Böhm: Das Argument regt mich so auf! Ich denke immer: „Ja, aber warum denn nicht?“ Überleg doch mal, warum die sich nicht interessieren. Weil sie sich nicht abgebildet sehen. Weil sie den Zugang dazu nie erlernt haben.

taz: Hat die Literatur- und Kulturbranche also ein Klassismus-Problem?

Böhm: Ja! Das äußert sich in ganz vielen Dimensionen. Zum einen sind da erst mal die Zugangsbarrieren. Wer kann überhaupt schreiben? Wer hat die finanziellen, zeitlichen, emotionalen Ressourcen zum ­Schreiben? Dann die Zugangsbarrieren zu Schreibschulinstituten. Eine andere große Frage ist: Wer wird ernst genommen? Wessen Geschichten dürfen erzählt werden, welche Geschichten sind wichtig oder gut genug, um verlegt und publiziert zu werden? Wer sitzt in Auswahlgremien? Wer entscheidet, wer ein Stipendium bekommt?

taz: Und wer wäre das, aus Ihrer Sicht?

Böhm: Mehrheitlich Menschen, die akademisiert und keine Ar­bei­te­r:in­nen­kin­der sind. Das sind Menschen, die vielleicht schon in Generationen in dieser Branche sind und Kultur und Literatur machen.

Foto: @louschreibt_/Insta

Louise K. Böhm

25, Autorin, auf Instagram als @louschreibt_, hat Kreatives Schreiben in Hildesheim studiert und lebt in Hamburg.

taz: Sie schreiben in Ihrer Kolumne „Schamlinien“ über eigene Klassismus-Erfahrungen. Mit welchen Schamlinien wurden Sie schon konfrontierst?

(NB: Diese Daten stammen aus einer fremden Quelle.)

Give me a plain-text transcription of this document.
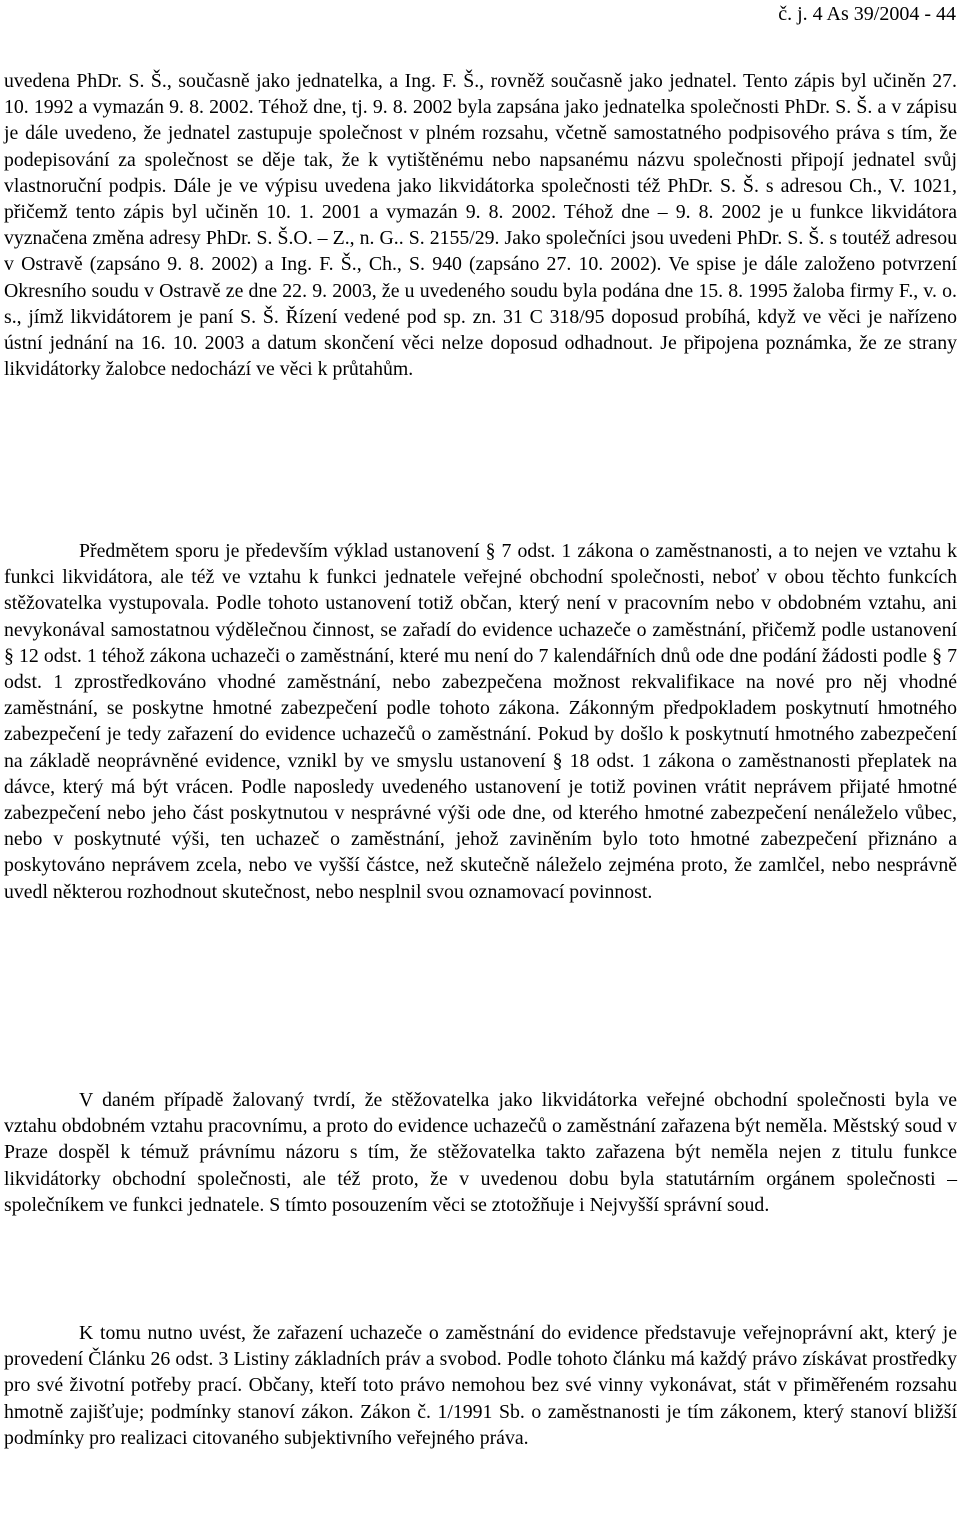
č. j. 4 As 39/2004 - 44

uvedena PhDr. S. Š., současně jako jednatelka, a Ing. F. Š., rovněž současně jako jednatel. Tento zápis byl učiněn 27. 10. 1992 a vymazán 9. 8. 2002. Téhož dne, tj. 9. 8. 2002 byla zapsána jako jednatelka společnosti PhDr. S. Š. a v zápisu je dále uvedeno, že jednatel zastupuje společnost v plném rozsahu, včetně samostatného podpisového práva s tím, že podepisování za společnost se děje tak, že k vytištěnému nebo napsanému názvu společnosti připojí jednatel svůj vlastnoruční podpis. Dále je ve výpisu uvedena jako likvidátorka společnosti též PhDr. S. Š. s adresou Ch., V. 1021, přičemž tento zápis byl učiněn 10. 1. 2001 a vymazán 9. 8. 2002. Téhož dne – 9. 8. 2002 je u funkce likvidátora vyznačena změna adresy PhDr. S. Š.O. – Z., n. G.. S. 2155/29. Jako společníci jsou uvedeni PhDr. S. Š. s toutéž adresou v Ostravě (zapsáno 9. 8. 2002) a Ing. F. Š., Ch., S. 940 (zapsáno 27. 10. 2002). Ve spise je dále založeno potvrzení Okresního soudu v Ostravě ze dne 22. 9. 2003, že u uvedeného soudu byla podána dne 15. 8. 1995 žaloba firmy F., v. o. s., jímž likvidátorem je paní S. Š. Řízení vedené pod sp. zn. 31 C 318/95 doposud probíhá, když ve věci je nařízeno ústní jednání na 16. 10. 2003 a datum skončení věci nelze doposud odhadnout. Je připojena poznámka, že ze strany likvidátorky žalobce nedochází ve věci k průtahům.

Předmětem sporu je především výklad ustanovení § 7 odst. 1 zákona o zaměstnanosti, a to nejen ve vztahu k funkci likvidátora, ale též ve vztahu k funkci jednatele veřejné obchodní společnosti, neboť v obou těchto funkcích stěžovatelka vystupovala. Podle tohoto ustanovení totiž občan, který není v pracovním nebo v obdobném vztahu, ani nevykonával samostatnou výdělečnou činnost, se zařadí do evidence uchazeče o zaměstnání, přičemž podle ustanovení § 12 odst. 1 téhož zákona uchazeči o zaměstnání, které mu není do 7 kalendářních dnů ode dne podání žádosti podle § 7 odst. 1 zprostředkováno vhodné zaměstnání, nebo zabezpečena možnost rekvalifikace na nové pro něj vhodné zaměstnání, se poskytne hmotné zabezpečení podle tohoto zákona. Zákonným předpokladem poskytnutí hmotného zabezpečení je tedy zařazení do evidence uchazečů o zaměstnání. Pokud by došlo k poskytnutí hmotného zabezpečení na základě neoprávněné evidence, vznikl by ve smyslu ustanovení § 18 odst. 1 zákona o zaměstnanosti přeplatek na dávce, který má být vrácen. Podle naposledy uvedeného ustanovení je totiž povinen vrátit neprávem přijaté hmotné zabezpečení nebo jeho část poskytnutou v nesprávné výši ode dne, od kterého hmotné zabezpečení nenáleželo vůbec, nebo v poskytnuté výši, ten uchazeč o zaměstnání, jehož zaviněním bylo toto hmotné zabezpečení přiznáno a poskytováno neprávem zcela, nebo ve vyšší částce, než skutečně náleželo zejména proto, že zamlčel, nebo nesprávně uvedl některou rozhodnout skutečnost, nebo nesplnil svou oznamovací povinnost.

V daném případě žalovaný tvrdí, že stěžovatelka jako likvidátorka veřejné obchodní společnosti byla ve vztahu obdobném vztahu pracovnímu, a proto do evidence uchazečů o zaměstnání zařazena být neměla. Městský soud v Praze dospěl k témuž právnímu názoru s tím, že stěžovatelka takto zařazena být neměla nejen z titulu funkce likvidátorky obchodní společnosti, ale též proto, že v uvedenou dobu byla statutárním orgánem společnosti – společníkem ve funkci jednatele. S tímto posouzením věci se ztotožňuje i Nejvyšší správní soud.

K tomu nutno uvést, že zařazení uchazeče o zaměstnání do evidence představuje veřejnoprávní akt, který je provedení Článku 26 odst. 3 Listiny základních práv a svobod. Podle tohoto článku má každý právo získávat prostředky pro své životní potřeby prací. Občany, kteří toto právo nemohou bez své vinny vykonávat, stát v přiměřeném rozsahu hmotně zajišťuje; podmínky stanoví zákon. Zákon č. 1/1991 Sb. o zaměstnanosti je tím zákonem, který stanoví bližší podmínky pro realizaci citovaného subjektivního veřejného práva.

Böhm: Bei Scham denke ich viel an meine ersten Studienerfahrungen, weil ich ein Arbeiterkind bin und meine Eltern nicht studiert haben. Der ganze Uni-Kontext war für mich eine andere Welt. Ich weiß noch, wie ich mich unwohl und ich mich da fehl am Platz gefühlt habe. Das hat Scham ausgelöst, weil auch niemand darüber spricht. Ich dachte, mit mir selbst ist irgendetwas falsch, weil ich das System nicht verstehe. Wie soll ich mich anziehen? Was frage ich den Prof? Ich hatte niemanden, den ich fragen konnte, weil es in meinem Umfeld niemand wusste. Für die Scham, die das ausgelöst hat, finde ich jetzt erst im Nachhinein Worte finde.

taz: Zum Beispiel auf Social Media?

Böhm: Ja, auf jeden Fall. Als ich angefangen habe auf Instagram über Klassismus zu schreiben, habe ich viel Zuspruch bekommen. Menschen haben mir geschrieben, dass sie beim Lesen meiner Texte geweint haben, so sehr haben sie sich darin wiedergesehen. Social Media ist für mich ein Weg, Menschen niedrigschwellig zu erreichen, die sich sonst vielleicht eher nicht damit beschäftigen würden, die vielleicht keinen Zugang dazu haben oder denen die Sprache dafür fehlt. Gleichzeitig ist es auch ein Weg, Leute zu erreichen, die in der Branche tätig sind.

„Social Media ist für mich ein Weg, Menschen niedrigschwellig zu erreichen“

taz: Auf Instagram haben Sie sich mittlerweile eine Community aufgebaut. Was bedeuten Community und Solidarität für Sie im Klassismus-Kontext?

Böhm: Viel. Nur wenn sich Menschen zusammenschließen und Sachen anprangern, kann sich was verändern. Je mehr wir sind und je mehr Leute diese Missstände in der Branche aufzeigen, desto eher kommt es irgendwo oben an, was auch immer oben ist.

taz: Etwas konkreter?

Böhm: Grundsätzlich bist du in der Kulturbranche dazu angehalten, nicht über Geld zu sprechen, zu gatekeepen, keine Kontakte zu teilen. Die Rückbesinnung auf Solidarität ist superwichtig, weil die eben diese Mechanismen durchbricht. Dann fangen wir an, über Vorschüsse zu sprechen oder über Agenten, die einen schlecht behandeln. Ich finde es schön, dass es langsam ankommt und sich Banden bilden.